© Keke Keukelaar
Marcia Luyten ist eine gefragte Rednerin, Schriftstellerin, Wirtschaftswissenschaftlerin und Kulturhistorikerin. Sie schreibt und spricht häufig über Demokratie und Wirtschaft. Über aufkommende Autokratien, die Macht von Tech-Unternehmen und die Rolle, die die Wirtschaft dabei spielt.
Marcia Luyten ist eine gefragte Rednerin, Schriftstellerin, Kolumnistin, Moderatorin und Fernsehmoderatorin. Sie moderierte sechs Jahre lang „Buitenhof“, das Interview- und Diskussionsprogramm des NPO. Seit 2019 schreibt sie prägende Kolumnen für die Volkskrant und ist eine der Moderatorinnen des Radioprogramms „Met het Oog op Morgen“. Derzeit arbeitet sie an einem Buch über die niederländische Kolonie in Brasilien im 17. Jahrhundert.
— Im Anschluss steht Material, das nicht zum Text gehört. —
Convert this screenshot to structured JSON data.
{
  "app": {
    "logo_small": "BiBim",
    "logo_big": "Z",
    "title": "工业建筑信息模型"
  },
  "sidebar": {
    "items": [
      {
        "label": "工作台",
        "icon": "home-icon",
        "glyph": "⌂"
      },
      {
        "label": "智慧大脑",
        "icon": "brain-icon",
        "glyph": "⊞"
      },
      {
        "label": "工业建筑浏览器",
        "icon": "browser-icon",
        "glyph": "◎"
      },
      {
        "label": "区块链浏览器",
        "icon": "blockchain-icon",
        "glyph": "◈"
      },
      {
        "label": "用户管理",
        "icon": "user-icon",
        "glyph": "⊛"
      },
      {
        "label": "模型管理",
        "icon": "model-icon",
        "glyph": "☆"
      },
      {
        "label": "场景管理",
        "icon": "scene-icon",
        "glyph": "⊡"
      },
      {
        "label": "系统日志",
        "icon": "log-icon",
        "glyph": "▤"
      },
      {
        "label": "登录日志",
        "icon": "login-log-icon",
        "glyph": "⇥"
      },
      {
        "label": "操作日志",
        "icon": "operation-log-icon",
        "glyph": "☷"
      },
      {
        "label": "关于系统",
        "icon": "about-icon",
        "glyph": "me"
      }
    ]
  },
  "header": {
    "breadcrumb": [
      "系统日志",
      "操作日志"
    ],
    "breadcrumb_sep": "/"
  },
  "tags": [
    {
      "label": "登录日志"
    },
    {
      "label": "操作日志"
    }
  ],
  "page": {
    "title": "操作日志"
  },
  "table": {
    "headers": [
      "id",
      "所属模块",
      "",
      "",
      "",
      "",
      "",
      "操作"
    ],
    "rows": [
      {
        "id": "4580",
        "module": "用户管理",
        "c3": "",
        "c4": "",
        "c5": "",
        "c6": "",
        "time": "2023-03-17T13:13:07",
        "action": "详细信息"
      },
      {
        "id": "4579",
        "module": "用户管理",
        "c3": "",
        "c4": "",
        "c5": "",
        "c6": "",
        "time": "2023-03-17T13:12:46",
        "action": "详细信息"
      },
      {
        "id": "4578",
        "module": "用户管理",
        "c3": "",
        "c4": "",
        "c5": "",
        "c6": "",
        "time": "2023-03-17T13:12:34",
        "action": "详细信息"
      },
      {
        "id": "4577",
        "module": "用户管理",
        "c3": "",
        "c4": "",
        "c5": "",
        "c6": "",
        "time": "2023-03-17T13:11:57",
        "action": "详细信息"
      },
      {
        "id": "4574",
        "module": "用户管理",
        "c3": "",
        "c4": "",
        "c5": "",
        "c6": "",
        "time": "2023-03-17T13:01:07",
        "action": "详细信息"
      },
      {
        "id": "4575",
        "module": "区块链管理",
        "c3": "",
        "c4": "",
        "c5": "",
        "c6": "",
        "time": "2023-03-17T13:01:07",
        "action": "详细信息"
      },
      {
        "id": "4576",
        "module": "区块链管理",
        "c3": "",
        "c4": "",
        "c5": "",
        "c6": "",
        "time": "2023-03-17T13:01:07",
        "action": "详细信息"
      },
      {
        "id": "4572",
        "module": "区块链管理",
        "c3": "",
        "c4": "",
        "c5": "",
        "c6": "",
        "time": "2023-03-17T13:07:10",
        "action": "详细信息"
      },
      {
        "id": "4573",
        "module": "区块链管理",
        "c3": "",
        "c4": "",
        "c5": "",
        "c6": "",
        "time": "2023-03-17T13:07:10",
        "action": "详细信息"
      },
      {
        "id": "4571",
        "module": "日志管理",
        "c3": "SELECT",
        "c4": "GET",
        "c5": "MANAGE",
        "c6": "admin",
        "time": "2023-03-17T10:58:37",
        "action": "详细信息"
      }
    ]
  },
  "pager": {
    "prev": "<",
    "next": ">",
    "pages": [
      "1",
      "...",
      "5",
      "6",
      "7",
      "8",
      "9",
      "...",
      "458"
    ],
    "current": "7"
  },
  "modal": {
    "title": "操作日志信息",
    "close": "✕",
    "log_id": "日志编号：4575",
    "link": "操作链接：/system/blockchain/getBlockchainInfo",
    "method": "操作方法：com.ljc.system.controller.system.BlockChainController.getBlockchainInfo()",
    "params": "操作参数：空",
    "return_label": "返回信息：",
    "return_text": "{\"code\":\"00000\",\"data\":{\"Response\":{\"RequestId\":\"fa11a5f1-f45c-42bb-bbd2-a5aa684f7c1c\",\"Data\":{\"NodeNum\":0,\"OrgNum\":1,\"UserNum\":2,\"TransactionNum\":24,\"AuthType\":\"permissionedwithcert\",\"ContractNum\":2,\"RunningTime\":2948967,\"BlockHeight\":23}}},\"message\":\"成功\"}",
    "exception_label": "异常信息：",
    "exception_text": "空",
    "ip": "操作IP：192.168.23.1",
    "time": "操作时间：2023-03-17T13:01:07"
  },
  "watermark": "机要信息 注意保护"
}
Marcia schreibt und spricht häufig über Demokratie und Wirtschaft. Über aufkommende Autokratien, die Macht von Tech-Unternehmen und die Rolle, die die Wirtschaft dabei spielt. So erschienen von ihr die Bücher Kiezen voor democratie of voor dictatuur (2024) und Democratie ist nicht für ängstliche Menschen (2023).
Sie schreibt und moderiert Debatten über die Nachhaltigkeit und die Transformation von Wirtschaft und Kultur, die für eine Kreislaufwirtschaft notwendig sind, die die Natur wieder gleichwertig mit dem Menschen macht. Literatur, Musik und Theater sind alte Lieben, über die sie gerne Gespräche moderiert.
Im Jahr 2021 erschien ihre Biografie über Königin Máxima: Moederland, die jungen Jahre von Máxima Zorreguieta. Die Videoland-Serie zu diesem Buch wurde in 53 Länder verkauft. Ihre literarische Non-Fiction Das Glück von Limburg (2015) wurde mit dem Brussepreis für das beste journalistische Buch des Jahres ausgezeichnet. Anhand einer Familienchronik erzählt dieses Buch die Geschichte des Ruhms und Untergangs der niederländischen Steinkohleindustrie. Essentiell darin: die soziale Ingenieurskunst, die der rasanten Entwicklung einer großen und erfolgreichen Industrie zugrunde lag. Und von lebenswichtiger Bedeutung für diese soziale Ingenieurskunst: die Kraft einer ansprechenden, verführerischen Geschichte, in der Menschen leben wollen. Zwischen Juli und Dezember 2025 wird in Kerkrade ein gleichnamiges großes Musiktheater-Spektakel zu diesem Buch mit Huub Stapel in der Hauptrolle aufgeführt.
Zwischen 2001 und 2010 arbeitete Marcia sechs Jahre lang als Korrespondentin in Ruanda und Uganda. Über ihre Reisen veröffentlichte sie Witte geef geld (2003) und Dag Afrika (2013). Darüber, wie das Leben in Afrika ihr die Augen über die niederländische Kultur und Demokratie öffnete, schrieb sie 2008 „Ziende Blind“.
Luyten ist Wirtschaftswissenschaftlerin und Kulturhistorikerin. Sie absolvierte die Diplomatenklasse und arbeitete einige Jahre im Ministerium für Auswärtige Angelegenheiten.